Using external debt to buy basic goods “speaks volumes about the difficulties that the country is grappling with,” Marco Santamaria, who helps oversee $25 billion in emerging-market debt at AllianceBernstein Holding LP (AB) in New York, said by phone.
Narrow Gap
Venezuela Finance Minister Nelson Merentes said Sept. 17 that the country would unveil a new foreign-exchange system to increase the supply of dollars and narrow the gap between the official and black-market exchange rates.

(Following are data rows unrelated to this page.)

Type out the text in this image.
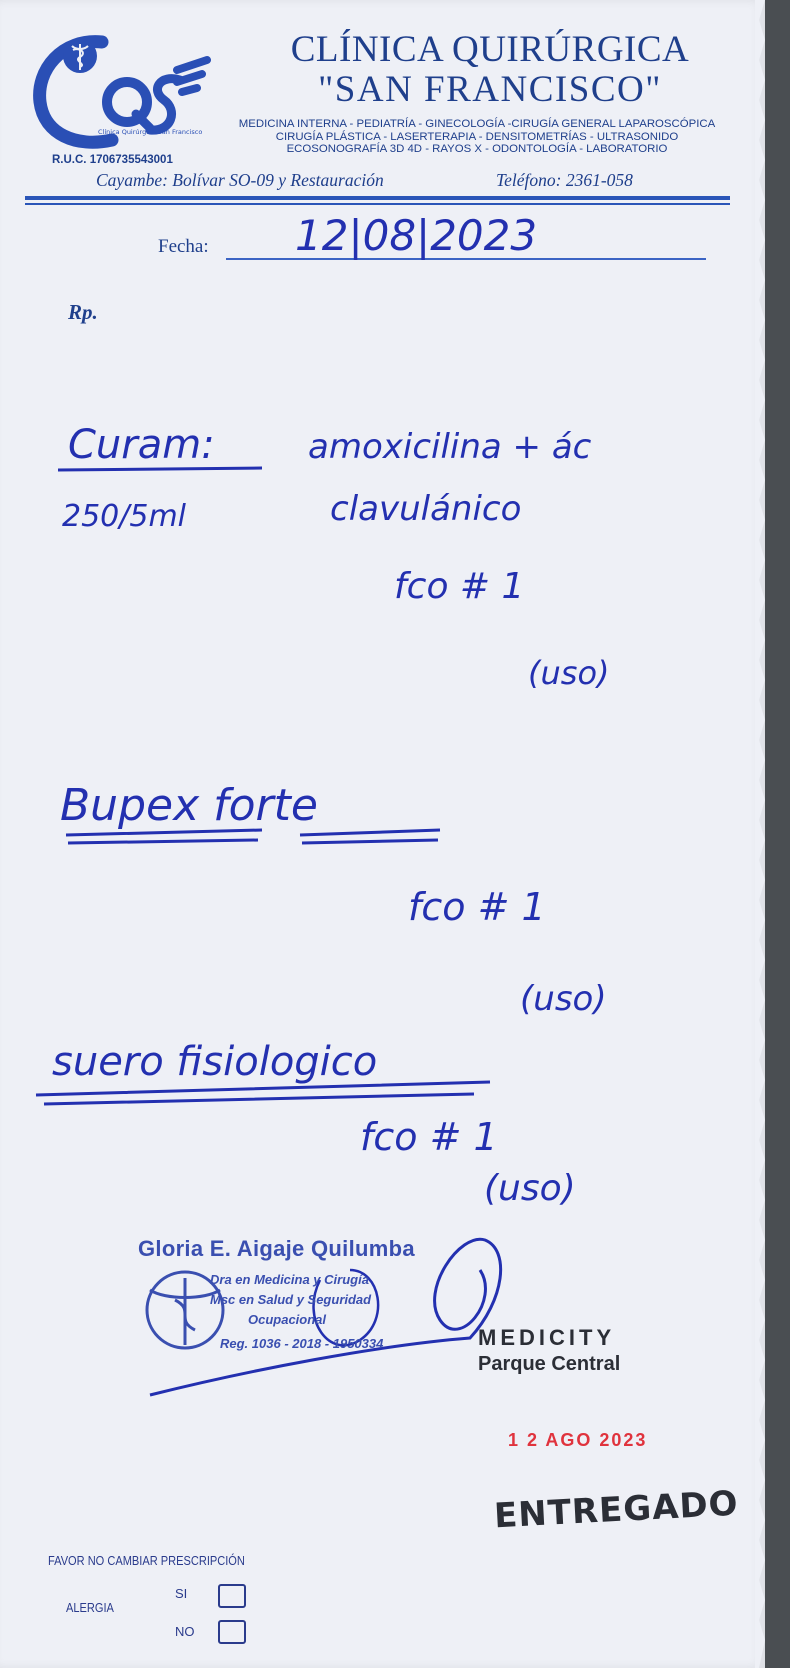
Clínica Quirúrgica San Francisco
CLÍNICA QUIRÚRGICA
"SAN FRANCISCO"
MEDICINA INTERNA - PEDIATRÍA - GINECOLOGÍA -CIRUGÍA GENERAL LAPAROSCÓPICA
CIRUGÍA PLÁSTICA - LASERTERAPIA - DENSITOMETRÍAS - ULTRASONIDO
ECOSONOGRAFÍA 3D 4D - RAYOS X - ODONTOLOGÍA - LABORATORIO
R.U.C. 1706735543001
Cayambe: Bolívar SO-09 y Restauración	Teléfono: 2361-058
Fecha:
Rp.
12|08|2023
Curam:
250/5ml
amoxicilina + ác
clavulánico
fco # 1
(uso)
Bupex forte
fco # 1
suero fisiologico
(uso)
fco # 1
(uso)
Gloria E. Aigaje Quilumba
Dra en Medicina y Cirugía
Msc en Salud y Seguridad
Ocupacional
Reg. 1036 - 2018 - 1950334	MEDICITY
Parque Central
1 2 AGO 2023
ENTREGADO
FAVOR NO CAMBIAR PRESCRIPCIÓN
ALERGIA
SI
NO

One dollar buys 41.2 bolivars on the black market, compared with 6.3 bolivars at the official rate, according to rate-tracking website dolartoday.com, which tracks the exchange rate on the border with Colombia.
“We want to use this market to encourage the private sector to sell their dollars in a transparent, logical and rational way,” Merentes said in an interview on the Globovision television network, referring to the new system.
Speculation the new exchange system will increase the supply of dollars has given a boost to Venezuela’s bond market, EM Quest Capital’s Blackwood said.
Venezuelan notes returned 5.6 percent since Merentes said on Sept. 1 the government was drafting changes to its foreign-exchange system. That compares with a 2.9 percent average gain for speculative-grade notes from 37 developing nations tracked by JPMorgan Chase & Co.
‘Initial Step’
“The expectation is that they actually deliver something at least,” Blackwood said. “It’s certainly not going to be a panacea, but it’s going to be an initial step.”
If the government fails to act, the bolivar may depreciate to 60 per dollar by December, Alejandro Grisanti, an analyst at Barclays Plc, said in an interview.
Venezuela’s five-year credit-default swaps, contracts protecting holders of the nation’s debt against non-payment, climbed 24 basis points, or 0.24 percentage point, to 889 basis points.
Venezuela’s average bond yield climbed 23 basis points to 11.6 percent yesterday, while JPMorgan’s high-yield index rose six basis points to 9.06 percent.
“If this becomes a bigger program, it certainly could start raising questions on what is the strategy in Venezuela,” Daniel Volberg, an economist at Morgan Stanley, said by phone. “Is there a longer term plan so you don’t issue long-term debt to buy food?”